Journalists, officials in emerging democracies often insist, must be constrained by the state until they are able to carry out their work responsibly. But, rather than accelerating the development of a credible free press, this approach impedes it.

NEW YORK – On a trip to Ethiopia in the 1990s, I met with Prime Minister Meles Zenawi to try to persuade him to stop jailing journalists. Since Meles's guerillas had ousted a repressive Soviet-backed dictatorship a few years before, there had been an explosion of exuberant and sometimes wildly inaccurate little newspapers, many of them attacking Meles. So he had cracked down, introducing laws criminalizing what he called “insults” to the government and fining and imprisoning journalists for inaccuracies. Ethiopia quickly became one of the world’s top jailors of journalists.

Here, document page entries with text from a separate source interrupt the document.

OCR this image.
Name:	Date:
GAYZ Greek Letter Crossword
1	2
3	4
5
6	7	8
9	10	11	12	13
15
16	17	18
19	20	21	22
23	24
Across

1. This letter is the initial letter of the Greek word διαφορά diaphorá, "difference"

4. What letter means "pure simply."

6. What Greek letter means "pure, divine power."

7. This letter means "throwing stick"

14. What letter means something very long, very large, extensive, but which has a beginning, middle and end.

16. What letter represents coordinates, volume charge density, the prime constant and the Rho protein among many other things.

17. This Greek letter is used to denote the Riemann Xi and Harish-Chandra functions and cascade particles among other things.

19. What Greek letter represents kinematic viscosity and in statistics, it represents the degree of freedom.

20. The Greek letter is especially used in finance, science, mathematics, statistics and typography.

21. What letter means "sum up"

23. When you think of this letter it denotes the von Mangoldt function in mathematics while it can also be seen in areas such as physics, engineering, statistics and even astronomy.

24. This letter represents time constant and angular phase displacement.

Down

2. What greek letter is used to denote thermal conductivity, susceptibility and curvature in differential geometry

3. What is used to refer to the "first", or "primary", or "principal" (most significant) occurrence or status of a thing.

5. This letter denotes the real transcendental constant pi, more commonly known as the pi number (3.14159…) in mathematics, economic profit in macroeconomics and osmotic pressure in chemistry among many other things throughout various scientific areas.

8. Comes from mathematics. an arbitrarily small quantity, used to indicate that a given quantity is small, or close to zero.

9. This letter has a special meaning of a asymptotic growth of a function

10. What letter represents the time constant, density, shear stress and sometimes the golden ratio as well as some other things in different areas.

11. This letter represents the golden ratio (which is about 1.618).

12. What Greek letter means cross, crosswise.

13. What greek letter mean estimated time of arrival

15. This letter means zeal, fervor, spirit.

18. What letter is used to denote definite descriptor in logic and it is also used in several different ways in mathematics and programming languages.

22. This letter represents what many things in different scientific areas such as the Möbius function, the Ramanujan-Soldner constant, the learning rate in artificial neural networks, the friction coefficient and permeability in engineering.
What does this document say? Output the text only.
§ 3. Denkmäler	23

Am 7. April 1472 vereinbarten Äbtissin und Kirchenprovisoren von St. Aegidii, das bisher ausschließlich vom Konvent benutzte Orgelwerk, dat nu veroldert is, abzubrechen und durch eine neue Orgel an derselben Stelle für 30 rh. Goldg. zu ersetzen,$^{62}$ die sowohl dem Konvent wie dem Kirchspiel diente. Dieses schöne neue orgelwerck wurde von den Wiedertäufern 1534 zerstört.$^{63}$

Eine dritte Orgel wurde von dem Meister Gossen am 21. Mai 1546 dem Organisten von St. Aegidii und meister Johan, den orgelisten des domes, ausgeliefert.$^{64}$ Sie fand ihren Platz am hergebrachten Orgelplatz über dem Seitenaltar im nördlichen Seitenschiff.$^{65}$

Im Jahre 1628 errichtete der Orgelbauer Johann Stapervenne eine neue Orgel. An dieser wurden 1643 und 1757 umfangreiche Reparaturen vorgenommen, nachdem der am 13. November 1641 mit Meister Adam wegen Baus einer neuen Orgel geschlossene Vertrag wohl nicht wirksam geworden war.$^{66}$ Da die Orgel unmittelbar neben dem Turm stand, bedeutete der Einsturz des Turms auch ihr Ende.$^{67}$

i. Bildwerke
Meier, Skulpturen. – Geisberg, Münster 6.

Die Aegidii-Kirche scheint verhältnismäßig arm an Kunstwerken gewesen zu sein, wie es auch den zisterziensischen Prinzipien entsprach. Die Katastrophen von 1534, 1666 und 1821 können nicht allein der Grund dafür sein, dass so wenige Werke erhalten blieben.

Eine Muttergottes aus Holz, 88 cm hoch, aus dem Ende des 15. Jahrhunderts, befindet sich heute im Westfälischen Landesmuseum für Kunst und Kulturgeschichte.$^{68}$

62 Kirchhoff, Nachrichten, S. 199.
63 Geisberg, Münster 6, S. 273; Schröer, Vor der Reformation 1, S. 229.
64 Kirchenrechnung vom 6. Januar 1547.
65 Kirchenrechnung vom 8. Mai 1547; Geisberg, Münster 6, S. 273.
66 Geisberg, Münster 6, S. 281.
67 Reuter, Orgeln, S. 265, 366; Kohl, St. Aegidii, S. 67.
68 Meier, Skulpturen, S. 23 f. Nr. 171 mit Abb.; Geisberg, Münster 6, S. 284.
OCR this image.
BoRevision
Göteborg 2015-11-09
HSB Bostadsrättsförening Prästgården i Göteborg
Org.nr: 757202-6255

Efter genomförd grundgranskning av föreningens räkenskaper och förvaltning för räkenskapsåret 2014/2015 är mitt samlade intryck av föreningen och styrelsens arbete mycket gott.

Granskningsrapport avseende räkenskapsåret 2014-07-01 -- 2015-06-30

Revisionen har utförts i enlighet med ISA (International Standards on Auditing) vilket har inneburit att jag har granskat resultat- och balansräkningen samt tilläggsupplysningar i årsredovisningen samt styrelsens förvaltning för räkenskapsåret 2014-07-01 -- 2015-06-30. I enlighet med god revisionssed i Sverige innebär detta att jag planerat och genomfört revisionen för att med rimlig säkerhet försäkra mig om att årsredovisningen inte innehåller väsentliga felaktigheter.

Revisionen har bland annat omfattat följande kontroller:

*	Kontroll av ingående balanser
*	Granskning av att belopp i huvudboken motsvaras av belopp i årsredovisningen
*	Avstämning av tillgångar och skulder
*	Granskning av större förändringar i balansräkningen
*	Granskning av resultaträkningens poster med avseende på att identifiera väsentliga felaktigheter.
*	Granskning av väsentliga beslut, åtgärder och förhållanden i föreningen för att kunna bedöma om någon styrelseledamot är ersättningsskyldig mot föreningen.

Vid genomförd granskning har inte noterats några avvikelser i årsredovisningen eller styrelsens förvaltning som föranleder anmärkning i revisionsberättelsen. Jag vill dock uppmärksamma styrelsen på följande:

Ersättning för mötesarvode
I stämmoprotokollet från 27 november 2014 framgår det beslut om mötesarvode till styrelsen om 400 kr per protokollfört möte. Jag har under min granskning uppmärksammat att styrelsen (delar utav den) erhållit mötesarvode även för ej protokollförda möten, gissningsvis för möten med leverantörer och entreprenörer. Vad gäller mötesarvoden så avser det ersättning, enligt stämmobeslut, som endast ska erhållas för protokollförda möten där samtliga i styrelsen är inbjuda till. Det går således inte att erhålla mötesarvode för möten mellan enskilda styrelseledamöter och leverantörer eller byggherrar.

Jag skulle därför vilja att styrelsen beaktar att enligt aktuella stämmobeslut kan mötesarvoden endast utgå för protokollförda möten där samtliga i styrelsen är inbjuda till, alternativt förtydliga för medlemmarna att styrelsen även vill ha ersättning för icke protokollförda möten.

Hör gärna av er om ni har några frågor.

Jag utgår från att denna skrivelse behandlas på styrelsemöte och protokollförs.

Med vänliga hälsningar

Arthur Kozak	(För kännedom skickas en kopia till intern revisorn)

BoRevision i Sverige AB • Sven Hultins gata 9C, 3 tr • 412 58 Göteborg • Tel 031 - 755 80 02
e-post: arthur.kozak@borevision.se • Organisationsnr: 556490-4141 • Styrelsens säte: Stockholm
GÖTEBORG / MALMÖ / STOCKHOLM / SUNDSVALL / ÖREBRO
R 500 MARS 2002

Now, with a new reformist prime minister, Abiy Ahmed, in office for just one year, Ethiopia has made so much progress in freeing jailed journalists and lifting press controls that it is hosting World Press Freedom Day.

But don’t celebrate yet. Some in the newly freed press are publishing sometimes inaccurate stories – whipping up ethnic and tribal enmity and attacking Abiy. With the first free elections in 15 years taking place next year, he is in the same spot Meles was, and is considering restoring some of the press controls he had canceled.